The third-largest Ebola outbreak on record is currently spreading through the Democratic Republic of Congo and Uganda. The outbreak has, as of mid-May 2026, produced more than 513 reported cases and over 130 suspected deaths. The Bundibugyo strain responsible has no approved vaccine or treatment. The WHO has declared the outbreak a public health emergency of international concern.

The outbreak grew to its current size, on the available evidence from former USAID officials, current aid workers, and global health experts, in part because the international surveillance and response infrastructure that would, under previous conditions, have detected and contained it earlier had been substantially degraded by the dismantling of USAID and related U.S. global health programs across the previous fifteen months. The degradation was real. The degradation produced, in some real way, the conditions under which the current outbreak could grow to several hundred cases before being detected.

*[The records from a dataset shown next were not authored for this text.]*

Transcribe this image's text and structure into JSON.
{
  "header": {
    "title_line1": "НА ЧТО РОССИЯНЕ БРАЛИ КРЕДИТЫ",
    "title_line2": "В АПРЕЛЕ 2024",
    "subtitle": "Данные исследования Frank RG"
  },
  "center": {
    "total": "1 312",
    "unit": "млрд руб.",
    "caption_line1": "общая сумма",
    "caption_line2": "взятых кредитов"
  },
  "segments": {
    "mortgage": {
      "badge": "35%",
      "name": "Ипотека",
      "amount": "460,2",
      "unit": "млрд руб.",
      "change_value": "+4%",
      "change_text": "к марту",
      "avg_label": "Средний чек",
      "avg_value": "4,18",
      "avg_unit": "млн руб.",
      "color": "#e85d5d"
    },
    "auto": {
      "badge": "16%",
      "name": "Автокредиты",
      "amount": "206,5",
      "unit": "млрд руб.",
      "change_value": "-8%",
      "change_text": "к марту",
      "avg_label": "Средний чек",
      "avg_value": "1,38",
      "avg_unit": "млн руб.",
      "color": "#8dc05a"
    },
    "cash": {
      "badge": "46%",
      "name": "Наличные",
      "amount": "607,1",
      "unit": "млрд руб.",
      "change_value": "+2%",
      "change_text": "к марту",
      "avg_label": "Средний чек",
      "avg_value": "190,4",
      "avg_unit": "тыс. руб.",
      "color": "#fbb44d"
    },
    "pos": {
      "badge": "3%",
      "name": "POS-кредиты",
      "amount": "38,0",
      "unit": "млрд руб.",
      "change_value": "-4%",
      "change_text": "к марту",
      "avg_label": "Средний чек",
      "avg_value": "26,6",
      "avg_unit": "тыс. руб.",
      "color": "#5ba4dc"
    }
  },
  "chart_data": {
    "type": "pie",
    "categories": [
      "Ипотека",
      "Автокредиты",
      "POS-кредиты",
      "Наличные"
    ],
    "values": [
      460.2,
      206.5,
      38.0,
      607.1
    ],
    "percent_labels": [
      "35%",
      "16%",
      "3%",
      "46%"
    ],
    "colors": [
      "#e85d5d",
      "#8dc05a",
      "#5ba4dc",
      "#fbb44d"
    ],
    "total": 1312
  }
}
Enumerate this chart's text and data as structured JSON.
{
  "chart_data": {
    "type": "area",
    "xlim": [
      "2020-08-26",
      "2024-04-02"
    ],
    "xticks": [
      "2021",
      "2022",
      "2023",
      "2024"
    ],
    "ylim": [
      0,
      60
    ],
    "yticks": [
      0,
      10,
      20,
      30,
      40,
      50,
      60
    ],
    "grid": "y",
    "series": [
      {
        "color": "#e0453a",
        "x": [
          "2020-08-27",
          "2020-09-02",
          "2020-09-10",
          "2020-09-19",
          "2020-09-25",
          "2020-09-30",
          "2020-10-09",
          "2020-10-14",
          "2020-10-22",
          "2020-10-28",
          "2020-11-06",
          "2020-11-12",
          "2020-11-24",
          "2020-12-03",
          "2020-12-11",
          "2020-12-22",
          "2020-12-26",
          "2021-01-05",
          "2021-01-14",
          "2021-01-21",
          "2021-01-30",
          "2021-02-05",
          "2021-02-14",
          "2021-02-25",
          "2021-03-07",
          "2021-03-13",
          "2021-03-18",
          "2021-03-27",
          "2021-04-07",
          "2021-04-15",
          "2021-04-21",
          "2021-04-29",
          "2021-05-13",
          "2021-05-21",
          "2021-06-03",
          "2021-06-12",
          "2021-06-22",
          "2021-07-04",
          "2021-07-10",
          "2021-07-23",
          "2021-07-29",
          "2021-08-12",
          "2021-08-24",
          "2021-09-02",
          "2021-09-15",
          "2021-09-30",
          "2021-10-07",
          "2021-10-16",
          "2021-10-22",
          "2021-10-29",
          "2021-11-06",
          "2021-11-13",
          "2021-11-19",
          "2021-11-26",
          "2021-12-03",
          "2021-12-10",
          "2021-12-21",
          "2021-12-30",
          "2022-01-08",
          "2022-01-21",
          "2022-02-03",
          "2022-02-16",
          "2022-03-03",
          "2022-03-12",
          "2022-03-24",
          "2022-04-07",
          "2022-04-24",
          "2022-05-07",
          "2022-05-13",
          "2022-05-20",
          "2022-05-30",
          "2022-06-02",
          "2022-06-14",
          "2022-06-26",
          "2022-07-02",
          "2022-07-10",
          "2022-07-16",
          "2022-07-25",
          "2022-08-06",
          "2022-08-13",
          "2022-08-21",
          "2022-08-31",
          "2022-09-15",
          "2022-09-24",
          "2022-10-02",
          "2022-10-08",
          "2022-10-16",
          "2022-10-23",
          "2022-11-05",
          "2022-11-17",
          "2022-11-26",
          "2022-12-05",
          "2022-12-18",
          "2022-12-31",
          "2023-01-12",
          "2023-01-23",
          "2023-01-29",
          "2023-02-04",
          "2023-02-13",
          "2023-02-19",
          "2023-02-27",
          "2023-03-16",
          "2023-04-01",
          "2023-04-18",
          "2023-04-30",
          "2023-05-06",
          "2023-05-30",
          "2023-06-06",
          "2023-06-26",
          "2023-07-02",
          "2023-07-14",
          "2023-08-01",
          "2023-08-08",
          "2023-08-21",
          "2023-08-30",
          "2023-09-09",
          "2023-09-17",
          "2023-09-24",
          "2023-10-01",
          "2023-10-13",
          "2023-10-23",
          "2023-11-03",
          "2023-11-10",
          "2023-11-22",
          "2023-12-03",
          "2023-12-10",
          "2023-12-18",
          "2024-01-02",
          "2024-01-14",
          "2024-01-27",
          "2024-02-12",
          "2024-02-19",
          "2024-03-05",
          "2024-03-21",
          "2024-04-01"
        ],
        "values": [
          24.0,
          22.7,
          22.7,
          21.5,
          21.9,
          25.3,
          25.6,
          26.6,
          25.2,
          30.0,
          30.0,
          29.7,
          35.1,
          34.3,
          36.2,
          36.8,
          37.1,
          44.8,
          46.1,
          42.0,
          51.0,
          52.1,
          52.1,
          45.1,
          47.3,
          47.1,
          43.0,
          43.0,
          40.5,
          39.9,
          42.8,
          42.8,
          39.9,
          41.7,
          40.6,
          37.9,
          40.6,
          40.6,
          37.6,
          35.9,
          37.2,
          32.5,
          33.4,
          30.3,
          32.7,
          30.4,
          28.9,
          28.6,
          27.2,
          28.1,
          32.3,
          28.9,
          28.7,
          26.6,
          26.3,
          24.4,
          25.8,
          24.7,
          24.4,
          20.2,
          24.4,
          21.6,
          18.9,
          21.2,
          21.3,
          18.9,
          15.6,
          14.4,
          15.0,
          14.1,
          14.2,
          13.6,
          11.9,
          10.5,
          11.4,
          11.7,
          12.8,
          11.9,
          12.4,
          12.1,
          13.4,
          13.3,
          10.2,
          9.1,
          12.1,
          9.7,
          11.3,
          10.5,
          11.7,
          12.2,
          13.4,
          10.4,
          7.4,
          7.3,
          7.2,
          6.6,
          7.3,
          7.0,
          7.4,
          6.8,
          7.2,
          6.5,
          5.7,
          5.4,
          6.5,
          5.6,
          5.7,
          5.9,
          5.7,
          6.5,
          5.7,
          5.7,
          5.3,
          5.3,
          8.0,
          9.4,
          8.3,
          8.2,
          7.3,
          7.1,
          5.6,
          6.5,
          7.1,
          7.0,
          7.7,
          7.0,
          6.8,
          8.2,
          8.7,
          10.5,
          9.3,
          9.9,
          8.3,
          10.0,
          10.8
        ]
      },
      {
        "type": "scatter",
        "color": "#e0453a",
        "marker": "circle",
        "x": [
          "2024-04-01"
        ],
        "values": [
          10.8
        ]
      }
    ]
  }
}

The wider cultural register has not, on the available evidence, fully absorbed what this means. The absorption is, in some real way, what the next several months of public discussion is going to be required to do. The infrastructure that the international community had built up for responding to outbreaks like this one was not, by any honest accounting, a luxury. The infrastructure was the structural condition under which outbreaks of this kind could be contained before they became regional crises. The conditions are, on the available evidence, no longer fully in place. The current outbreak is the first major demonstration of what that absence actually means. There will, in all likelihood, be others.